I always think of TCP connections (which is what create_connection() is about) 
as essentially asymmetrical -- the server uses bind() and listen() and then 
sits in an accept() loop accepting connections, while the client reaches out to 
the server using connect(). And create_connection() is a wrapper around that 
connect() call; for servers we have create_server(). (The asymmetry in naming 
reflects the asymmetry in functionality and API.)

You can pass a pre-connected socket in to create_connection() for edge cases 
where you need control over how the socket is created and initialized or when 
there's a 3rd party library that can give you a connected socket that you 
want/need to use.
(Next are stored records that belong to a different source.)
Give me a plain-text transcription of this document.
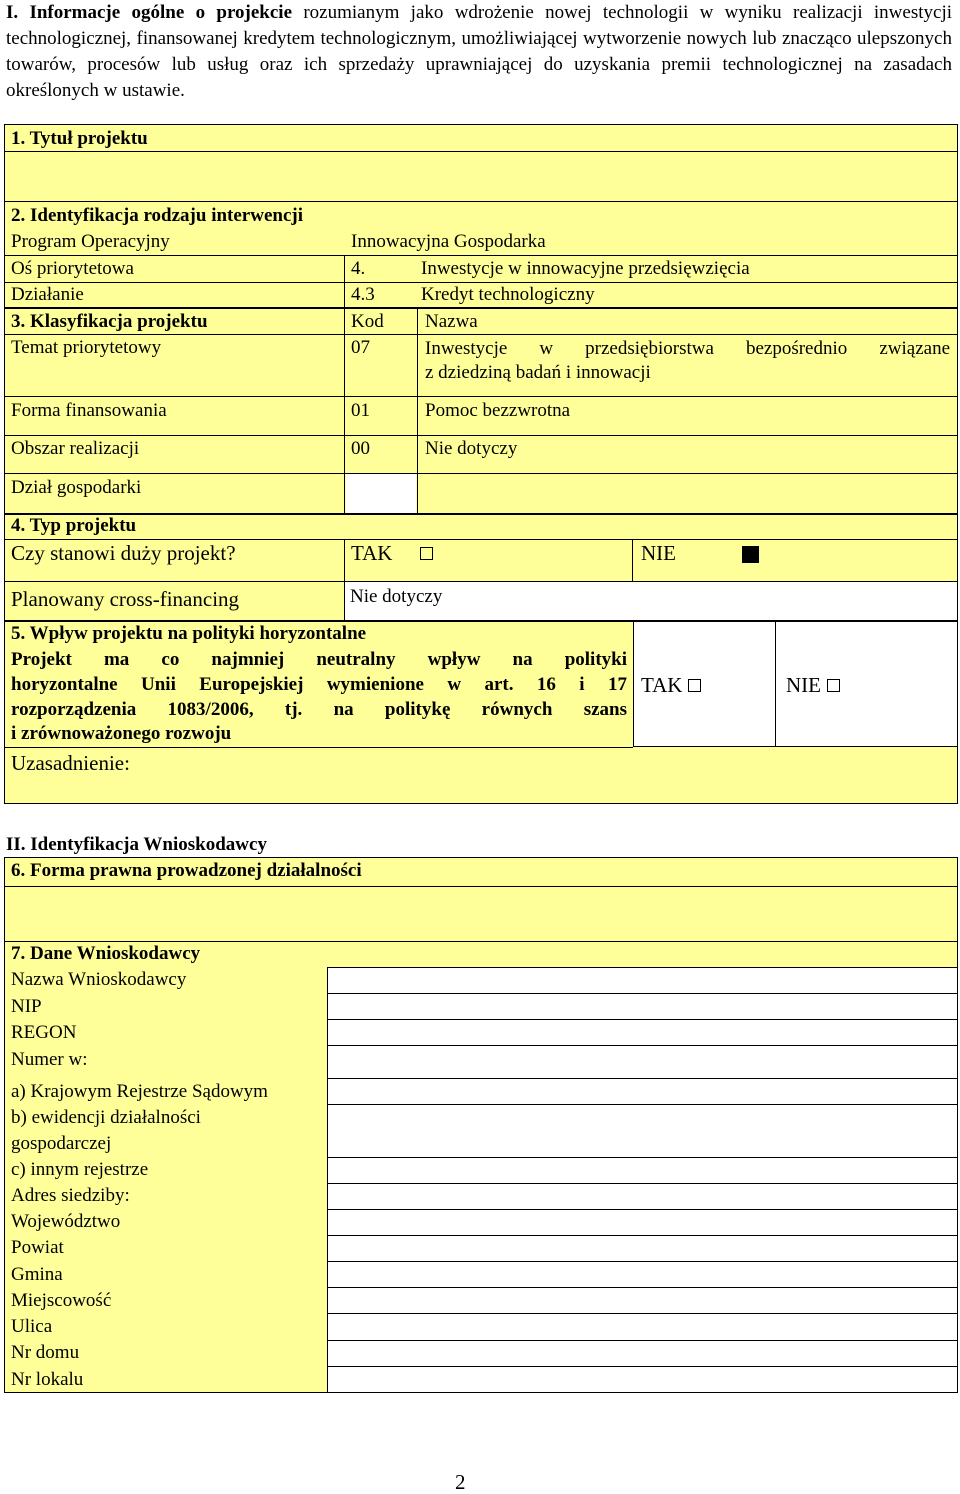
I. Informacje ogólne o projekcie rozumianym jako wdrożenie nowej technologii w wyniku realizacji inwestycji technologicznej, finansowanej kredytem technologicznym, umożliwiającej wytworzenie nowych lub znacząco ulepszonych towarów, procesów lub usług oraz ich sprzedaży uprawniającej do uzyskania premii technologicznej na zasadach określonych w ustawie.
1. Tytuł projektu
2. Identyfikacja rodzaju interwencji
Program Operacyjny	Innowacyjna Gospodarka
Oś priorytetowa	4.	Inwestycje w innowacyjne przedsięwzięcia
Działanie	4.3 Kredyt technologiczny
3. Klasyfikacja projektu	Kod Nazwa
Temat priorytetowy	07	Inwestycje w przedsiębiorstwa bezpośrednio związane
z dziedziną badań i innowacji
Forma finansowania	01	Pomoc bezzwrotna
Obszar realizacji	00	Nie dotyczy
Dział gospodarki
4. Typ projektu
Czy stanowi duży projekt?	TAK	NIE
Planowany cross-financing	Nie dotyczy
5. Wpływ projektu na polityki horyzontalne
Projekt ma co najmniej neutralny wpływ na polityki
horyzontalne Unii Europejskiej wymienione w art. 16 i 17
rozporządzenia 1083/2006, tj. na politykę równych szans
i zrównoważonego rozwoju
TAK	NIE
Uzasadnienie:
II. Identyfikacja Wnioskodawcy
6. Forma prawna prowadzonej działalności
7. Dane Wnioskodawcy
Nazwa Wnioskodawcy
NIP
REGON
Numer w:
a) Krajowym Rejestrze Sądowym
b) ewidencji działalności
gospodarczej
c) innym rejestrze
Adres siedziby:
Województwo
Powiat
Gmina
Miejscowość
Ulica
Nr domu
Nr lokalu
2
Similarly, you can pass a pre-bound socket to create_server().

I guess at the lower, TCP level, there isn't much of a difference between a 
client-side socket and the kind of server-side socket that's returned by 
accept(). And maybe that's also the case for SSL (I've never actually 
understood most of the details of using SSL).

Maybe it's just culture shock? Or maybe we just need a public API that roughly 
represents the pair of calls to _make_ssl_transport() and 
_make_socket_transport() that are currently appearing both in 
_create_connection_transport() and in _accept_connection2(), plus some of the 
code around it that's a little tricky?